Adoption challenges Requires high adoption to be effective, because effectiveness is a quadratic function of adoption. Requires high adoption to be effective, because effectiveness is a quadratic function of adoption unless other data sources are incorporated. Public wariness and possible alarm about tracking location data of individuals could hamper adoption.
Battery use Low Medium

Bluetooth was chosen because it is able to classify close contacts with a significantly lower false positive rate than GPS. Given that GPS accuracy decreases in indoor environments, entire shopping malls, or skyscrapers would be within the margin of error of a single GPS point. Furthermore, adoption could be hampered by the public wariness of location tracking and increased battery drain.

Generation of TempID by backend service vs. on device

In the reference implementation, TempIDs are cryptographically generated by the backend service. The downside is that this requires devices to connect periodically to the internet. We account for periods without connectivity by issuing a batch of TempIDs at a time.

An alternative to this approach would be for the UserID to be stored on the device, and for TempIDs to be generated locally using an asymmetric encryption key, with the backend service holding the corresponding decryption key. The asymmetric encryption key can be generated by the backend service and sent to the user device using registration. However, we found that this cryptographic scheme increased the computational requirement on devices beyond the OS-allocated limits, especially when in background execution mode.

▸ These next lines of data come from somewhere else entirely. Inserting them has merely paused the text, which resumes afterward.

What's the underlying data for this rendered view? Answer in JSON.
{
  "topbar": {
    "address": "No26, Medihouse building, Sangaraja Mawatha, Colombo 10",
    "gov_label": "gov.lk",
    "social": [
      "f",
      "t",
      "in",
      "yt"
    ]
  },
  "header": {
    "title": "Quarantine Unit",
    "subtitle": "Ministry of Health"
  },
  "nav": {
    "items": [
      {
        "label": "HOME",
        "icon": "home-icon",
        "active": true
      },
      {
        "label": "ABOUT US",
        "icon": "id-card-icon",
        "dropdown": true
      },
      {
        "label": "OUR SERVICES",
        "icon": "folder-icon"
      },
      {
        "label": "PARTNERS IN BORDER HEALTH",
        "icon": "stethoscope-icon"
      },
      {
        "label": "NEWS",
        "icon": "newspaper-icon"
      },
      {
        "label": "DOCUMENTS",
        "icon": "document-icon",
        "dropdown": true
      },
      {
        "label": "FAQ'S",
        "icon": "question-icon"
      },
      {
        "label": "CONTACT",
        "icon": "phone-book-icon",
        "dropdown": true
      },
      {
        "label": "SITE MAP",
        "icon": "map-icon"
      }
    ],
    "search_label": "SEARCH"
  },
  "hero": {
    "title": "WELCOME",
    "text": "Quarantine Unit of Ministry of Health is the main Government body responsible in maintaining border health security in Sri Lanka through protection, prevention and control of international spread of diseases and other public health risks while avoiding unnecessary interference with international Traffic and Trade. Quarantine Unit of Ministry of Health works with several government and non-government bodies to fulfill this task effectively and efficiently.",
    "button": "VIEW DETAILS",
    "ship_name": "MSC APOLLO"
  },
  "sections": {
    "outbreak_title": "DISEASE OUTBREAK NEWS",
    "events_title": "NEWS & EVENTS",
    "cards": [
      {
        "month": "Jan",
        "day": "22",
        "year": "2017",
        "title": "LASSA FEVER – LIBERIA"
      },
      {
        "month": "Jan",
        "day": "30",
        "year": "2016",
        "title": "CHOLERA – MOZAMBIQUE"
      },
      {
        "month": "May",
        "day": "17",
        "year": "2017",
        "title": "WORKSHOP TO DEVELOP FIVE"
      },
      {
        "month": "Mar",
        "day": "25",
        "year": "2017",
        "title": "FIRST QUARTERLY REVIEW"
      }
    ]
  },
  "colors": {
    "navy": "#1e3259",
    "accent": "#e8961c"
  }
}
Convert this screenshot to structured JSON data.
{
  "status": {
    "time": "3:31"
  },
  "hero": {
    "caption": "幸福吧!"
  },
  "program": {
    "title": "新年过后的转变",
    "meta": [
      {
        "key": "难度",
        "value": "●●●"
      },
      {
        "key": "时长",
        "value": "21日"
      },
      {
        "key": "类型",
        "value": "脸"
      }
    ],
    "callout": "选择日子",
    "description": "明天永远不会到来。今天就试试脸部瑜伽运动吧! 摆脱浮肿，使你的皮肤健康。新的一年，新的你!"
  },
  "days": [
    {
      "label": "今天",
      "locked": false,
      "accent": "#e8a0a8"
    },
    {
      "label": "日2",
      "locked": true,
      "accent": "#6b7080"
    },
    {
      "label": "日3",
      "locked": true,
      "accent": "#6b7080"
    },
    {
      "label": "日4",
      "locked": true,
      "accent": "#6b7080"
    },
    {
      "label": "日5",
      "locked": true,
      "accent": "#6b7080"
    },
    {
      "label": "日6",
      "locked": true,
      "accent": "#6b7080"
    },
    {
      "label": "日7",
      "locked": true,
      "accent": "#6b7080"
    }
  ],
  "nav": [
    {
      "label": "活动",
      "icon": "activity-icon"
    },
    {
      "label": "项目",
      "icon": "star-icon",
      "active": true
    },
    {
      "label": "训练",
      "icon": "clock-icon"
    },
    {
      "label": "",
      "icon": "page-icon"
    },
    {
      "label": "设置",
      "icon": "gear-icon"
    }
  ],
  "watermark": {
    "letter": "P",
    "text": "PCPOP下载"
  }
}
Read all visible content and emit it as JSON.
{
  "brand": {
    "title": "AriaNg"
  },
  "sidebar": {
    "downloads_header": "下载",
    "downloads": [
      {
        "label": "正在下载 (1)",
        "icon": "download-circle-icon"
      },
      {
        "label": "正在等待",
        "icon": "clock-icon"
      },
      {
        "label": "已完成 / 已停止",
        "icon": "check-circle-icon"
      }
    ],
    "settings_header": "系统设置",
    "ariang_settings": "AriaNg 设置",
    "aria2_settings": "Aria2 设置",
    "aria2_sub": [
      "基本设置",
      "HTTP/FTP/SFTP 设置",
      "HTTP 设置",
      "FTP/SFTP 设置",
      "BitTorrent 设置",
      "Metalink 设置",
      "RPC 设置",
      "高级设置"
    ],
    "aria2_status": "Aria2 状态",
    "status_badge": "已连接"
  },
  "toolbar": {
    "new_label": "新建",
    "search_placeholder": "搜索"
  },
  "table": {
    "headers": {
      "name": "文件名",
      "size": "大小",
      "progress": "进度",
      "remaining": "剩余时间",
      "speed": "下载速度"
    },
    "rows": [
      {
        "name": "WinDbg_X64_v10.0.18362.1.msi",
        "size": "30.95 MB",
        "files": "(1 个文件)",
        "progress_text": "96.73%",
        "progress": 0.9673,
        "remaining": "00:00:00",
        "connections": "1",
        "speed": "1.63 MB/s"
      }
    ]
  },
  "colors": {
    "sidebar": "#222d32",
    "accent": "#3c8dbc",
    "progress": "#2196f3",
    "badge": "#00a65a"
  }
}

Apart from minimising on-device compute requirements, server-side TempID generation has a secondary benefit of allowing the health authority to understand adoption and usage levels of the app by logging the issuance of daily batches of TempIDs, as well as the app's potential effectiveness in epidemic control. This could then be used to inform public health policy interventions.

Centralised vs decentralised contact tracing

BlueTrace envisages a blend of decentralised proximity data collection and logging, with a centralised contact tracing capability.


Notes

This presentation is faithful to the original, with only a few minor changes presentation. Some grammar was corrected for clarity.